Timeline, and map of the Octo Mundi Miracula's Seven Wonders. Dates in bold green and dark red are of their construction and destruction, respectively.

The Seven Wonders of the Ancient World, also known as the Seven Wonders of the World or simply the Seven Wonders, is a list of seven notable structures present during classical antiquity, first established in the 1572 publication Octo Mundi Miracula using a combination of historical sources.[1][2]
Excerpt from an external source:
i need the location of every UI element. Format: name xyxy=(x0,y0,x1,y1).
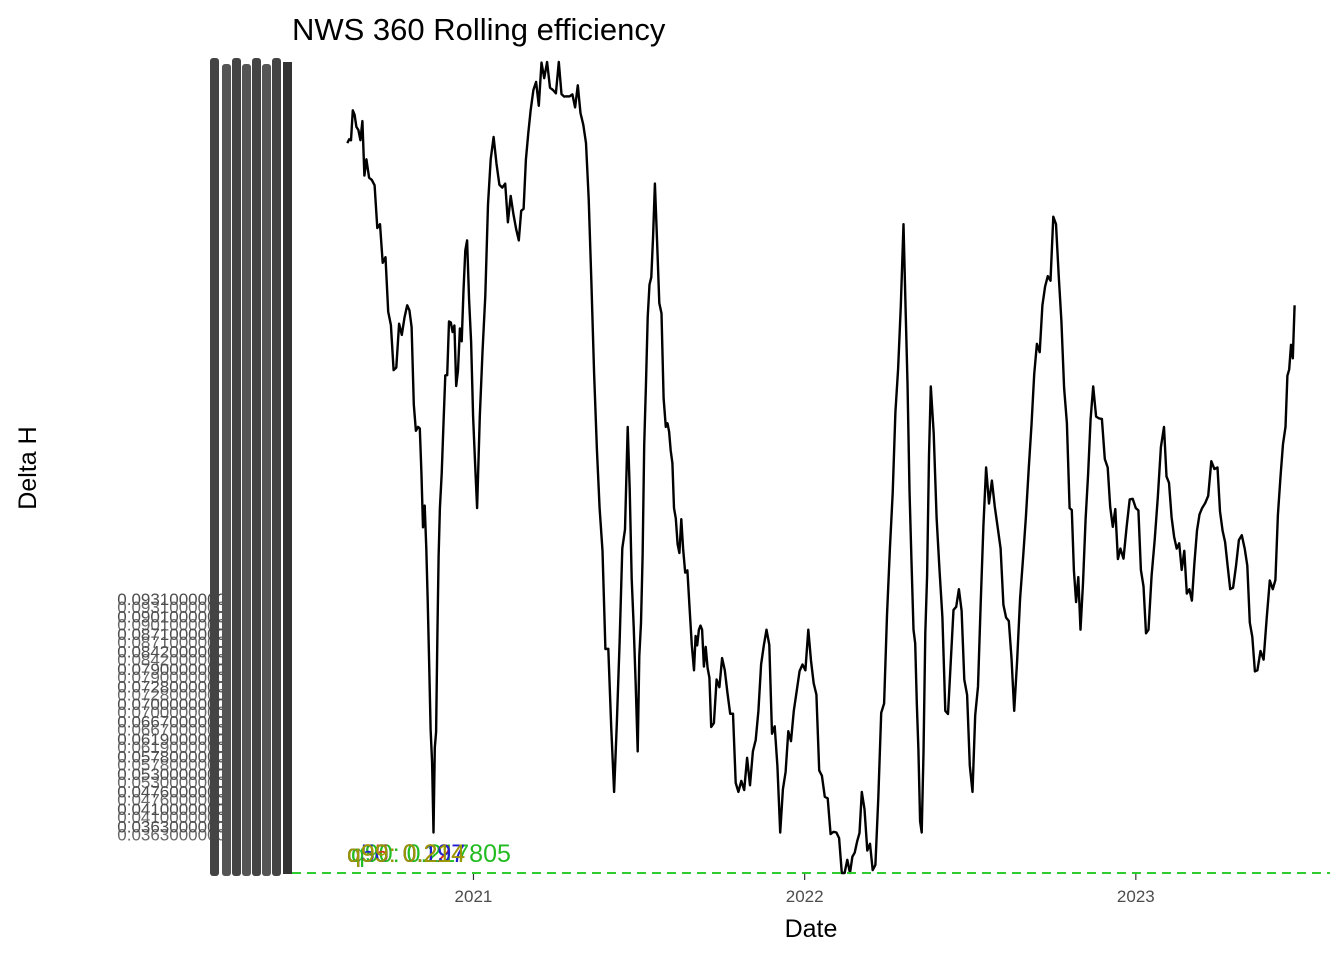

The seven traditional wonders are the Great Pyramid of Giza, the Colossus of Rhodes, the Lighthouse of Alexandria, the Mausoleum at Halicarnassus, the Temple of Artemis, the Statue of Zeus at Olympia, and the Hanging Gardens of Babylon. Using modern-day countries, two of the wonders were located in Greece, two in Turkey, two in Egypt, and one in Iraq. Of the seven wonders, only the Pyramid of Giza, which is also by far the oldest of the wonders, remains standing, while the others have been destroyed over the centuries. There is scholarly debate over the exact nature of the Hanging Gardens, and there is doubt as to whether they existed at all.

The first known list of seven wonders dates back to the 2nd–1st century BC, but this list differs from the canonical Octo Mundi Miracula version, as do the other known lists from classical sources.

  1. ^ Clayton & Price 2013, p. 5: "It is perhaps only with the execution of these drawings that the list became fixed for all time , but the details of each monument have been scrutinised ever since under the scientific eye of such scholars as Johann Fischer von Erlach."
  2. ^ Tobin 2011, p. 6: "The 'canonical' list of the Seven Wonders that we use today was actually drawn up in the sixteenth century by Dutch artist Maarten van Heemskerck, who produced a set of drawings of the Seven Wonders compiled from his perusal of ancient authors. His list contained two statues, the Zeus from Olympia and the Colossus of Rhodes; two sets of tombs, the Pyramids of Egypt and the Mausoleum of Halicarnassus; and several buildings, the Temple of Artemis at Ephesus, the Walls and Hanging Gardens of Babylon (counted as one 'wonder'), and the Lighthouse of Alexandria."